Source: Fray’s Golden Recipes for the use of all ages, E. Fray
A Carrot Poultice
Boil washed carrots, and pound them to a pulp with a wooden pestle; add an equal quantity of wheaten meal, and 2 table-spoonsful yeast, and wet it with beer or porter. Let it stand before the fire to ferment. The soft part to be made into a poultice with lard.
Source: The English Housekeeper, Anne Cobbett
For Burns
Let the clothes be taken off with great care and tenderness, and then apply spirits of turpentine, or lay on a thick plaster of fresh yeast, renewing it as often as it becomes hot or dry; or dash the part with cold water in which some yeast has been stirred, or with vinegar, or with strong brine, or with the liquid which runs from potatoes sliced thin and sprinkled with salt; or cut a large cucumber in slices and lay it on the part.
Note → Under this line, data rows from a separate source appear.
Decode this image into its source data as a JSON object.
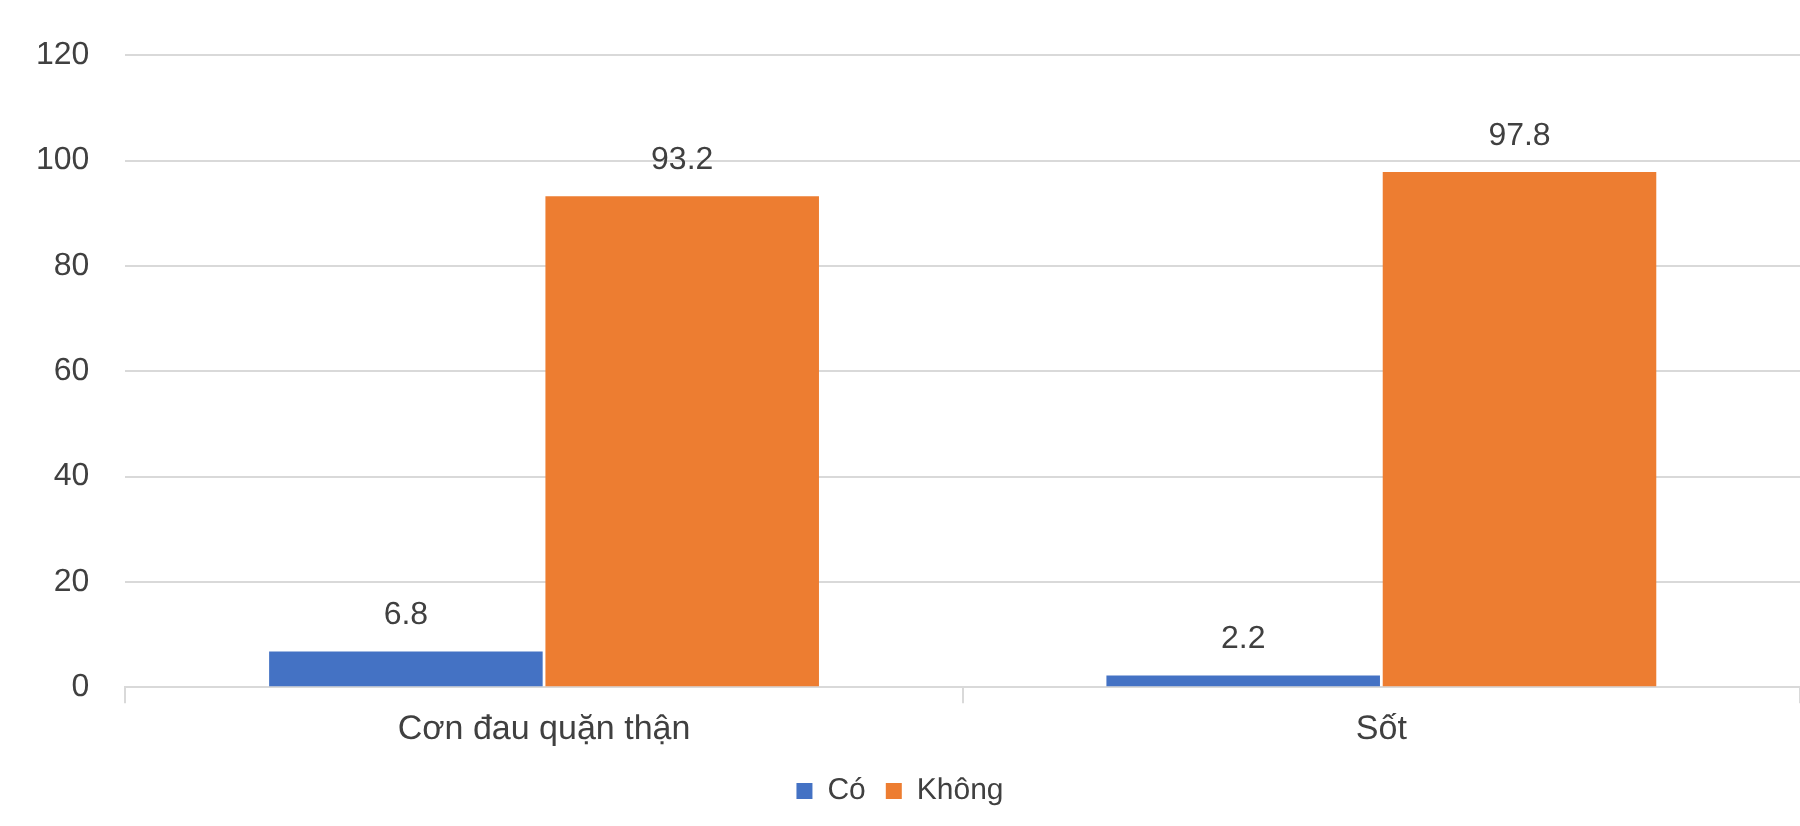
{
  "chart_data": {
    "type": "bar",
    "categories": [
      "Cơn đau quặn thận",
      "Sốt"
    ],
    "series": [
      {
        "name": "Có",
        "color": "#4472c4",
        "values": [
          6.8,
          2.2
        ]
      },
      {
        "name": "Không",
        "color": "#ed7d31",
        "values": [
          93.2,
          97.8
        ]
      }
    ],
    "ylim": [
      0,
      120
    ],
    "yticks": [
      0,
      20,
      40,
      60,
      80,
      100,
      120
    ],
    "grid": "y",
    "legend": "bottom",
    "data_labels": true
  }
}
Source: Audel’s Household Helps, Hints and Receipts
Dropsy, Common Herb Remedy for
“One gallon white beech bark, after the rough bark is removed, good big handful of blackberry root, cut fine, and also of sassafras root. Cover with cold water and steep to get the strength; then strain. When cool, not cold, add one pint bakers’ yeast and one cup of sugar. Let it stand twenty-four hours in a warm place. Then strain and set in a cool place. Take a wineglassful three times a day before meals. This has been highly recommended to me by a friend in Kalkaska, Michigan.”